You can make a buck regulator do this if you design it yourself. Basically you can regard the positive rail as 0 volts and the (former) 0 volt rail as the negative voltage supply for the buck regulator. The buck regulator would then produce negative 8 volts relative to the "new" 0 volts.

What you need to find is a true negative rail buck regulator. I'm sure there are a few but, if you used an isolating DC-to-DC converter that produces an isolated 8 volt DC output, you can tie the positive output to the incoming power rail that feeds it. This gives you many more options: -

enter image description here

Andy aka
  • 434,556
  • 28
  • 351
  • 777
2

Conceptually (I've never built this, although the question has come up before), this could be a done with modifications to a standard synchronous buck converter.

First, rather than have a fixed voltage reference, such as a resistor to the input and a zener diode to GND, reverse these two components, with the zener value of 8 V. Now, the reference input to the voltage regulation loop always is 8 V less than the input. The problem here is that the voltage reference usually is inside the controller chip.

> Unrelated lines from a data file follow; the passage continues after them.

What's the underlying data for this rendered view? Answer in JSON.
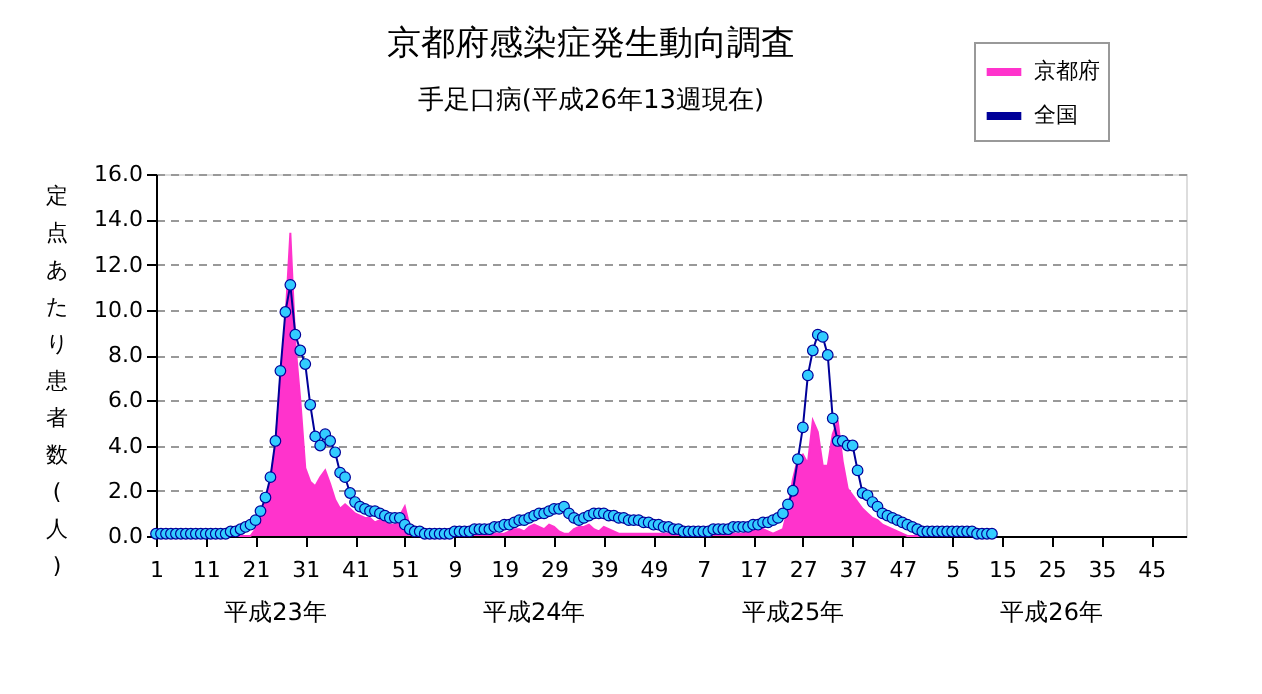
{
  "chart_data": {
    "type": "line",
    "title": "京都府感染症発生動向調査",
    "subtitle": "手足口病(平成26年13週現在)",
    "ylabel": "定点あたり患者数(人)",
    "categories": [
      "1",
      null,
      null,
      null,
      null,
      null,
      null,
      null,
      null,
      null,
      "11",
      null,
      null,
      null,
      null,
      null,
      null,
      null,
      null,
      null,
      "21",
      null,
      null,
      null,
      null,
      null,
      null,
      null,
      null,
      null,
      "31",
      null,
      null,
      null,
      null,
      null,
      null,
      null,
      null,
      null,
      "41",
      null,
      null,
      null,
      null,
      null,
      null,
      null,
      null,
      null,
      "51",
      null,
      null,
      null,
      null,
      null,
      null,
      null,
      null,
      null,
      "9",
      null,
      null,
      null,
      null,
      null,
      null,
      null,
      null,
      null,
      "19",
      null,
      null,
      null,
      null,
      null,
      null,
      null,
      null,
      null,
      "29",
      null,
      null,
      null,
      null,
      null,
      null,
      null,
      null,
      null,
      "39",
      null,
      null,
      null,
      null,
      null,
      null,
      null,
      null,
      null,
      "49",
      null,
      null,
      null,
      null,
      null,
      null,
      null,
      null,
      null,
      "7",
      null,
      null,
      null,
      null,
      null,
      null,
      null,
      null,
      null,
      "17",
      null,
      null,
      null,
      null,
      null,
      null,
      null,
      null,
      null,
      "27",
      null,
      null,
      null,
      null,
      null,
      null,
      null,
      null,
      null,
      "37",
      null,
      null,
      null,
      null,
      null,
      null,
      null,
      null,
      null,
      "47",
      null,
      null,
      null,
      null,
      null,
      null,
      null,
      null,
      null,
      "5",
      null,
      null,
      null,
      null,
      null,
      null,
      null,
      null,
      null,
      "15",
      null,
      null,
      null,
      null,
      null,
      null,
      null,
      null,
      null,
      "25",
      null,
      null,
      null,
      null,
      null,
      null,
      null,
      null,
      null,
      "35",
      null,
      null,
      null,
      null,
      null,
      null,
      null,
      null,
      null,
      "45",
      null,
      null,
      null,
      null,
      null,
      null,
      null
    ],
    "series": [
      {
        "name": "京都府",
        "type": "area",
        "color": "#ff33cc",
        "values": [
          0.0,
          0.0,
          0.0,
          0.0,
          0.0,
          0.0,
          0.0,
          0.0,
          0.0,
          0.0,
          0.0,
          0.0,
          0.0,
          0.0,
          0.0,
          0.0,
          0.0,
          0.0,
          0.0,
          0.0,
          0.3,
          0.8,
          1.5,
          2.5,
          4.0,
          7.0,
          9.5,
          13.4,
          8.5,
          6.0,
          3.0,
          2.4,
          2.2,
          2.6,
          2.9,
          2.3,
          1.6,
          1.2,
          1.4,
          1.2,
          1.0,
          0.9,
          0.8,
          0.8,
          0.6,
          0.7,
          0.6,
          0.5,
          0.5,
          0.9,
          1.3,
          0.4,
          0.1,
          0.1,
          0.1,
          0.1,
          0.1,
          0.1,
          0.1,
          0.1,
          0.1,
          0.1,
          0.1,
          0.1,
          0.1,
          0.1,
          0.1,
          0.1,
          0.1,
          0.1,
          0.1,
          0.2,
          0.3,
          0.3,
          0.2,
          0.4,
          0.5,
          0.4,
          0.3,
          0.5,
          0.4,
          0.2,
          0.1,
          0.1,
          0.3,
          0.4,
          0.4,
          0.5,
          0.3,
          0.2,
          0.4,
          0.3,
          0.2,
          0.1,
          0.1,
          0.1,
          0.1,
          0.1,
          0.1,
          0.1,
          0.1,
          0.1,
          0.1,
          0.1,
          0.1,
          0.1,
          0.1,
          0.1,
          0.1,
          0.1,
          0.1,
          0.1,
          0.1,
          0.1,
          0.1,
          0.1,
          0.1,
          0.1,
          0.1,
          0.2,
          0.3,
          0.4,
          0.3,
          0.2,
          0.1,
          0.2,
          0.3,
          1.2,
          2.5,
          3.4,
          3.6,
          3.2,
          5.1,
          4.6,
          3.1,
          3.1,
          4.5,
          5.1,
          3.3,
          2.1,
          1.8,
          1.5,
          1.2,
          1.0,
          0.8,
          0.7,
          0.5,
          0.4,
          0.3,
          0.2,
          0.1,
          0.0,
          0.0,
          0.0,
          0.0,
          0.0,
          0.0,
          0.0,
          0.0,
          0.0,
          0.0,
          0.0,
          0.0,
          0.0,
          0.0,
          0.0,
          0.0,
          0.0,
          0.0,
          null,
          null,
          null,
          null,
          null,
          null,
          null,
          null,
          null,
          null,
          null,
          null,
          null,
          null,
          null,
          null,
          null,
          null,
          null,
          null,
          null,
          null,
          null,
          null,
          null,
          null,
          null,
          null,
          null,
          null,
          null,
          null,
          null,
          null,
          null,
          null,
          null,
          null,
          null
        ]
      },
      {
        "name": "全国",
        "color": "#000099",
        "marker": "circle",
        "values": [
          0.1,
          0.1,
          0.1,
          0.1,
          0.1,
          0.1,
          0.1,
          0.1,
          0.1,
          0.1,
          0.1,
          0.1,
          0.1,
          0.1,
          0.1,
          0.2,
          0.2,
          0.3,
          0.4,
          0.5,
          0.7,
          1.1,
          1.7,
          2.6,
          4.2,
          7.3,
          9.9,
          11.1,
          8.9,
          8.2,
          7.6,
          5.8,
          4.4,
          4.0,
          4.5,
          4.2,
          3.7,
          2.8,
          2.6,
          1.9,
          1.5,
          1.3,
          1.2,
          1.1,
          1.1,
          1.0,
          0.9,
          0.8,
          0.8,
          0.8,
          0.5,
          0.3,
          0.2,
          0.2,
          0.1,
          0.1,
          0.1,
          0.1,
          0.1,
          0.1,
          0.2,
          0.2,
          0.2,
          0.2,
          0.3,
          0.3,
          0.3,
          0.3,
          0.4,
          0.4,
          0.5,
          0.5,
          0.6,
          0.7,
          0.7,
          0.8,
          0.9,
          1.0,
          1.0,
          1.1,
          1.2,
          1.2,
          1.3,
          1.0,
          0.8,
          0.7,
          0.8,
          0.9,
          1.0,
          1.0,
          1.0,
          0.9,
          0.9,
          0.8,
          0.8,
          0.7,
          0.7,
          0.7,
          0.6,
          0.6,
          0.5,
          0.5,
          0.4,
          0.4,
          0.3,
          0.3,
          0.2,
          0.2,
          0.2,
          0.2,
          0.2,
          0.2,
          0.3,
          0.3,
          0.3,
          0.3,
          0.4,
          0.4,
          0.4,
          0.4,
          0.5,
          0.5,
          0.6,
          0.6,
          0.7,
          0.8,
          1.0,
          1.4,
          2.0,
          3.4,
          4.8,
          7.1,
          8.2,
          8.9,
          8.8,
          8.0,
          5.2,
          4.2,
          4.2,
          4.0,
          4.0,
          2.9,
          1.9,
          1.8,
          1.5,
          1.3,
          1.0,
          0.9,
          0.8,
          0.7,
          0.6,
          0.5,
          0.4,
          0.3,
          0.2,
          0.2,
          0.2,
          0.2,
          0.2,
          0.2,
          0.2,
          0.2,
          0.2,
          0.2,
          0.2,
          0.1,
          0.1,
          0.1,
          0.1,
          null,
          null,
          null,
          null,
          null,
          null,
          null,
          null,
          null,
          null,
          null,
          null,
          null,
          null,
          null,
          null,
          null,
          null,
          null,
          null,
          null,
          null,
          null,
          null,
          null,
          null,
          null,
          null,
          null,
          null,
          null,
          null,
          null,
          null,
          null,
          null,
          null,
          null,
          null
        ]
      }
    ],
    "ylim": [
      0,
      16
    ],
    "yticks": [
      {
        "value": 0,
        "label": "0.0"
      },
      {
        "value": 2,
        "label": "2.0"
      },
      {
        "value": 4,
        "label": "4.0"
      },
      {
        "value": 6,
        "label": "6.0"
      },
      {
        "value": 8,
        "label": "8.0"
      },
      {
        "value": 10,
        "label": "10.0"
      },
      {
        "value": 12,
        "label": "12.0"
      },
      {
        "value": 14,
        "label": "14.0"
      },
      {
        "value": 16,
        "label": "16.0"
      }
    ],
    "grid": "y",
    "legend": "top right",
    "annotations": [
      "平成23年",
      "平成24年",
      "平成25年",
      "平成26年"
    ]
  }
}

Next, connect the output directly to the feedback input to the controller. Now the output will track the input minus 8 V.

Or something like that.

Most buck regulator controller chips have an internal reference. If you can't find one that needs an external reference, you might have to grow the basic buck circuit from scratch.

AnalogKid
  • 16,865
  • 1
  • 13
  • 25
2

Can a buck converter provide a lower voltage based on a target differential - instead of an absolute target?

Yes.

There are a number of ways to modify a buck converter to track the difference between the source voltage (\$V_{source}\$) and the output voltage of the buck converter, (which we shall call \$V_{bucked}\$), rather than tracking the output voltage itself. Note, we don't call the output of the buck converter \$V_{out}\$, because in a moment, we will show a circuit used to drive the feedback pin of a buck converter IC, and \$V_{bucked}\$ is the input to that circuit, and it would be confusing to call the input to a circuit \$V_{out}\$!

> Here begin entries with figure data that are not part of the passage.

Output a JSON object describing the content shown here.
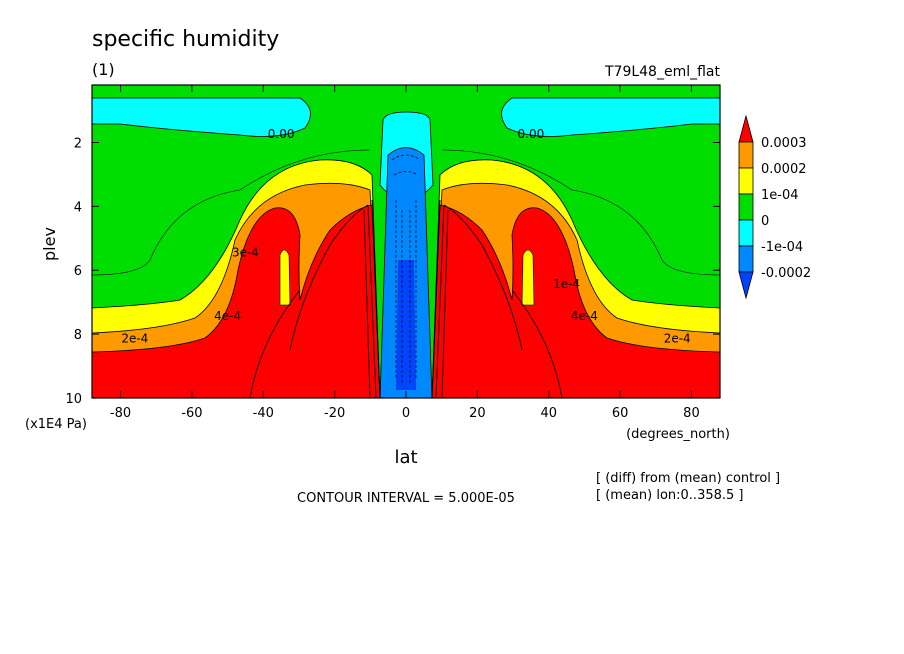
{
  "chart_data": {
    "type": "heatmap",
    "title": "specific humidity",
    "subtitle": "(1)",
    "run_label": "T79L48_eml_flat",
    "xlabel": "lat",
    "x_units": "(degrees_north)",
    "ylabel": "plev",
    "y_units": "(x1E4 Pa)",
    "xlim": [
      -88,
      88
    ],
    "ylim": [
      10,
      0.2
    ],
    "x_ticks": [
      -80,
      -60,
      -40,
      -20,
      0,
      20,
      40,
      60,
      80
    ],
    "x_tick_labels": [
      "-80",
      "-60",
      "-40",
      "-20",
      "0",
      "20",
      "40",
      "60",
      "80"
    ],
    "y_ticks": [
      2,
      4,
      6,
      8,
      10
    ],
    "y_tick_labels": [
      "2",
      "4",
      "6",
      "8",
      "10"
    ],
    "contour_interval_text": "CONTOUR INTERVAL = 5.000E-05",
    "notes": [
      "[ (diff) from (mean) control ]",
      "[ (mean) lon:0..358.5 ]"
    ],
    "colorbar": {
      "labels": [
        "0.0003",
        "0.0002",
        "1e-04",
        "0",
        "-1e-04",
        "-0.0002"
      ],
      "colors": [
        "#ff0000",
        "#ff9900",
        "#ffff00",
        "#00dd00",
        "#00ffff",
        "#0088ff",
        "#0044ff"
      ]
    },
    "contour_labels": [
      {
        "text": "0.00",
        "lat": -35,
        "plev": 1.8
      },
      {
        "text": "0.00",
        "lat": 35,
        "plev": 1.8
      },
      {
        "text": "2e-4",
        "lat": -76,
        "plev": 8.2
      },
      {
        "text": "2e-4",
        "lat": 76,
        "plev": 8.2
      },
      {
        "text": "4e-4",
        "lat": -50,
        "plev": 7.5
      },
      {
        "text": "4e-4",
        "lat": 50,
        "plev": 7.5
      },
      {
        "text": "3e-4",
        "lat": -45,
        "plev": 5.5
      },
      {
        "text": "1e-4",
        "lat": 45,
        "plev": 6.5
      }
    ]
  }
}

Somewhere in most IC controlled buck converters is a voltage divider between \$V_{bucked}\$ and ground, with the divided voltage going to a feedback pin, which in our schematic is labeled \$V_{fb}\$ thus:

schematic

simulate this circuit – Schematic created using CircuitLab

As is readily apparent, if the feedback pin neither sinks nor sources current, then:

$$V_{fb} = \frac{R2}{R1+R2}V_{bucked}$$

What can be done is to replace the above feedback network with this:

schematic

simulate this circuit

We shall show that in this case,

$$V_{fb} \approx \frac{R4}{R3}(V_{source}-V_{bucked})$$

We will assume that the current feeding the bases of the transistors is small, and the current to the feedback pin is small also.

We will also assume, because the bases of the two transistors are tied together, that the the voltages at the emitters of the two transistors are approximately equal.

With these assumptions, we see that the current through R3 is equal to the current through R4.

$$I_{R3} \approx I_{R4}$$

$$\frac{V_{source}-V_{bucked}}{R3} \approx \frac{V_{fb}}{R4}$$

$$\frac{R4}{R3}(V_{source}-V_{bucked}) \approx V_{fb}$$

Q.E.D.

So, if the buck controller IC attempts to keep \$V_{fb}\$ fixed, it must needs keep \$V_{source}-V_{bucked}\$ fixed.

\$R_{bias}\$ is not critical, but the same value as R4 is a good choice.

Note that you may run into compliance issues if either \$V_{source}\$ or \$V_{bucked}\$ is too small. That is, the current mirror circuit may cease to operate as a current mirror.

Also note that there will be some offset due to the fact that the two transistor will undoubtedly not be perfectly matched.

The same maths can be performed by an op-amp configured as a differential amp. That solution also takes 5 components, an op-amp and 4 resistors. Again with an op-amp, you will run into compliance issues if insufficient headroom is available for the particular op-amp chosen.

Math Keeps Me Busy
  • 18,947
  • 3
  • 19
  • 65